-network

For LSF IBM Parallel Environment (IBM PE) integration. Specifies the network resource requirements to enable network-aware scheduling for IBM PE jobs.

Categories

resource

Synopsis

bsub -network " network_res_req"

Description

If any network resource requirement is specified in the job, queue, or application profile, the jobs are treated as IBM PE jobs. IBM PE jobs can only run on hosts where IBM PE pnsd daemon is running.

The network resource requirement string network_res_req has the same syntax as the NETWORK_REQ parameter defined in lsb.applications or lsb.queues.

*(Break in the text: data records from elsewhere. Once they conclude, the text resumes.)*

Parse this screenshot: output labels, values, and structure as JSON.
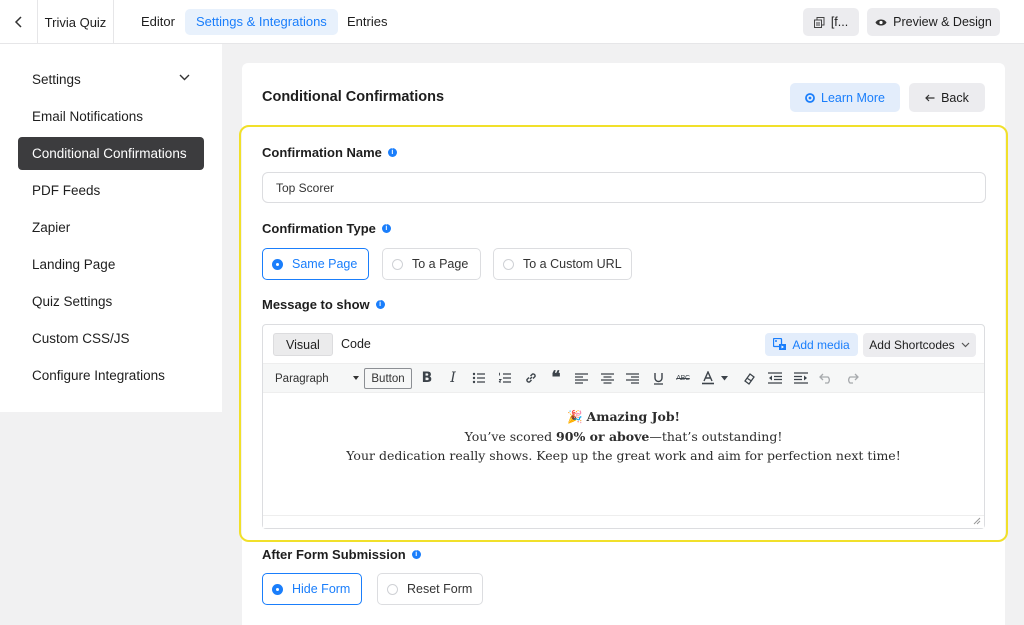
{
  "header": {
    "form_title": "Trivia Quiz",
    "tabs": [
      "Editor",
      "Settings & Integrations",
      "Entries"
    ],
    "shortcode_btn": "[f...",
    "preview_btn": "Preview & Design"
  },
  "sidebar": {
    "items": [
      "Settings",
      "Email Notifications",
      "Conditional Confirmations",
      "PDF Feeds",
      "Zapier",
      "Landing Page",
      "Quiz Settings",
      "Custom CSS/JS",
      "Configure Integrations"
    ]
  },
  "main": {
    "title": "Conditional Confirmations",
    "learn_more": "Learn More",
    "back": "Back",
    "confirmation_name_label": "Confirmation Name",
    "confirmation_name_value": "Top Scorer",
    "confirmation_type_label": "Confirmation Type",
    "type_options": [
      "Same Page",
      "To a Page",
      "To a Custom URL"
    ],
    "message_label": "Message to show",
    "editor": {
      "tab_visual": "Visual",
      "tab_code": "Code",
      "add_media": "Add media",
      "add_shortcodes": "Add Shortcodes",
      "format_select": "Paragraph",
      "button_label": "Button",
      "line1_emoji": "🎉",
      "line1_text": "Amazing Job!",
      "line2_pre": "You’ve scored ",
      "line2_bold": "90% or above",
      "line2_post": "—that’s outstanding!",
      "line3": "Your dedication really shows. Keep up the great work and aim for perfection next time!"
    },
    "after_submit_label": "After Form Submission",
    "after_submit_options": [
      "Hide Form",
      "Reset Form"
    ]
  },
  "colors": {
    "accent": "#1a7efb",
    "highlight_border": "#f1e02a",
    "sidebar_active": "#3c3c3e"
  }
}
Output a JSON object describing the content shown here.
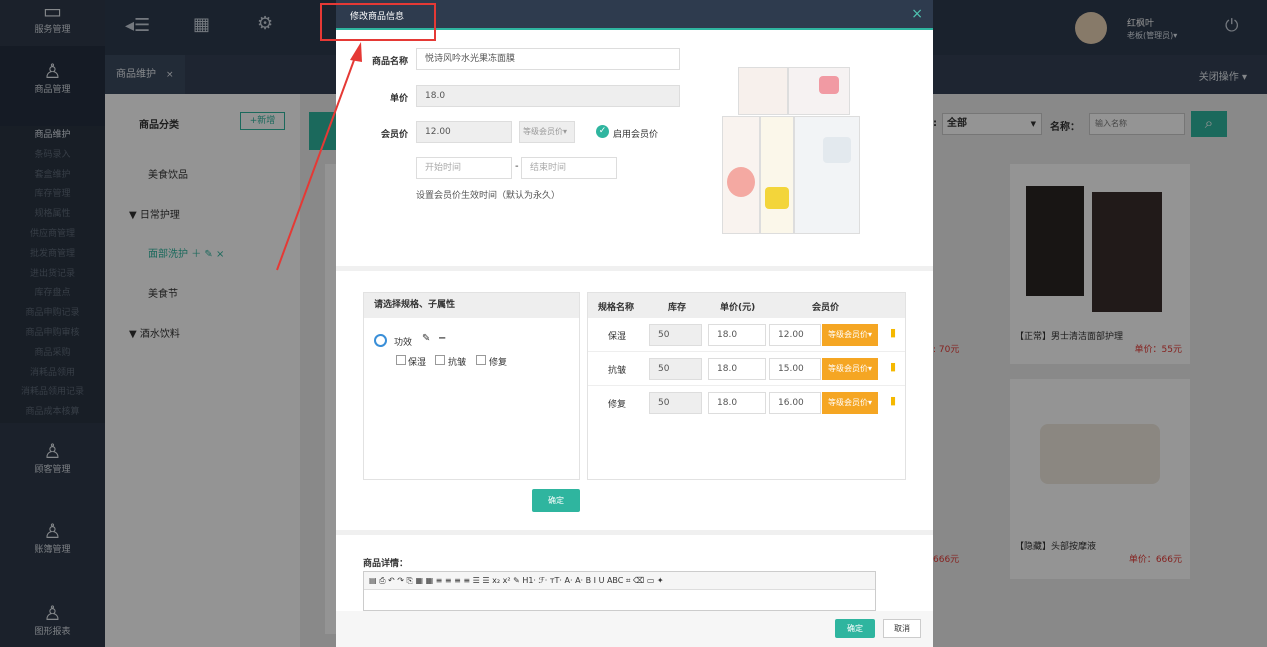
{
  "sidebar": {
    "modules": [
      {
        "label": "服务管理"
      },
      {
        "label": "商品管理"
      },
      {
        "label": "顾客管理"
      },
      {
        "label": "账簿管理"
      },
      {
        "label": "图形报表"
      }
    ],
    "submenu": [
      "商品维护",
      "条码录入",
      "套盒维护",
      "库存管理",
      "规格属性",
      "供应商管理",
      "批发商管理",
      "进出货记录",
      "库存盘点",
      "商品申购记录",
      "商品申购审核",
      "商品采购",
      "消耗品领用",
      "消耗品领用记录",
      "商品成本核算"
    ]
  },
  "header": {
    "user_name": "红枫叶",
    "user_role": "老板(管理员)▾"
  },
  "tabs": {
    "active": "商品维护",
    "close_all": "关闭操作 ▾"
  },
  "category": {
    "title": "商品分类",
    "add_button": "+新增",
    "items": [
      "美食饮品",
      "日常护理",
      "面部洗护",
      "美食节",
      "酒水饮料"
    ]
  },
  "filter": {
    "select_value": "全部",
    "name_label": "名称：",
    "name_placeholder": "输入名称",
    "colon": ":"
  },
  "products": [
    {
      "title": "【正常】男士清洁面部护理",
      "price": "单价：55元"
    },
    {
      "title": "【隐藏】头部按摩液",
      "price": "单价：666元"
    }
  ],
  "partial_prices": [
    ": 70元",
    "666元",
    "666元"
  ],
  "modal": {
    "title": "修改商品信息",
    "close": "×",
    "fields": {
      "name_label": "商品名称",
      "name_value": "悦诗风吟水光果冻面膜",
      "price_label": "单价",
      "price_value": "18.0",
      "member_label": "会员价",
      "member_value": "12.00",
      "member_level": "等级会员价▾",
      "enable_member": "启用会员价",
      "start_placeholder": "开始时间",
      "end_placeholder": "结束时间",
      "dash": "-",
      "hint": "设置会员价生效时间（默认为永久）"
    },
    "spec": {
      "header": "请选择规格、子属性",
      "attr_name": "功效",
      "options": [
        "保湿",
        "抗皱",
        "修复"
      ],
      "confirm": "确定"
    },
    "spec_table": {
      "columns": [
        "规格名称",
        "库存",
        "单价(元)",
        "会员价"
      ],
      "rows": [
        {
          "name": "保湿",
          "stock": "50",
          "price": "18.0",
          "member": "12.00",
          "level": "等级会员价▾"
        },
        {
          "name": "抗皱",
          "stock": "50",
          "price": "18.0",
          "member": "15.00",
          "level": "等级会员价▾"
        },
        {
          "name": "修复",
          "stock": "50",
          "price": "18.0",
          "member": "16.00",
          "level": "等级会员价▾"
        }
      ]
    },
    "detail_label": "商品详情：",
    "toolbar_text": "H1· ℱ· тT· A· A· B I U ABC",
    "footer": {
      "ok": "确定",
      "cancel": "取消"
    }
  }
}
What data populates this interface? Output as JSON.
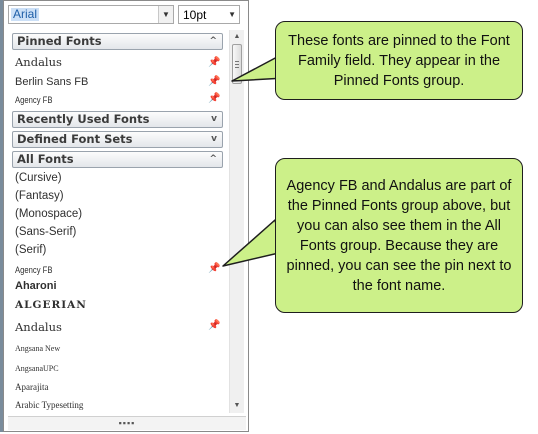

network_res_req has the following syntax:

[type=sn_all | sn_single] [:protocol=protocol_name[(protocol_number)][,protocol_name[(protocol_number)]] [:mode=US | IP] [:usage=shared | dedicated] [:instance=positive_integer]

LSF_PE_NETWORK_NUM must be defined to a non-zero value in lsf.conf for the LSF to recognize the -network option. If LSF_PE_NETWORK_NUM is not defined or is set to 0, the job submission is rejected with a warning message.

The -network option overrides the value of NETWORK_REQ defined in lsb.applications or lsb.queues.

The following network resource requirement options are supported:
type=sn_all | sn_single
Specifies the adapter device type to use for message passing: either sn_all or sn_single.
sn_single
When used for switch adapters, specifies that all windows are on a single network
sn_all
Specifies that one or more windows are on each network, and that striped communication should be used over all available switch networks. The networks specified must be accessible by all hosts selected to run the IBM PE job. See the Parallel Environment Runtime Edition for AIX: Operation and Use guide (SC23-6781-05) for more information about submitting jobs that use striping.

If mode is IP and type is specified as sn_all or sn_single, the job will only run on IB adapters (IPoIB). If mode is IP and type is not specified, the job will only run on Ethernet adapters (IPoEth). For IPoEth jobs, LSF ensures the job is running on hosts where pnsd is installed and running. For IPoIB jobs, LSF ensures the job the job is running on hosts where pnsd is installed and running, and that InfiniBand networks are up. Because IP jobs do not consume network windows, LSF does not check if all network windows are used up or the network is already occupied by a dedicated IBM PE job.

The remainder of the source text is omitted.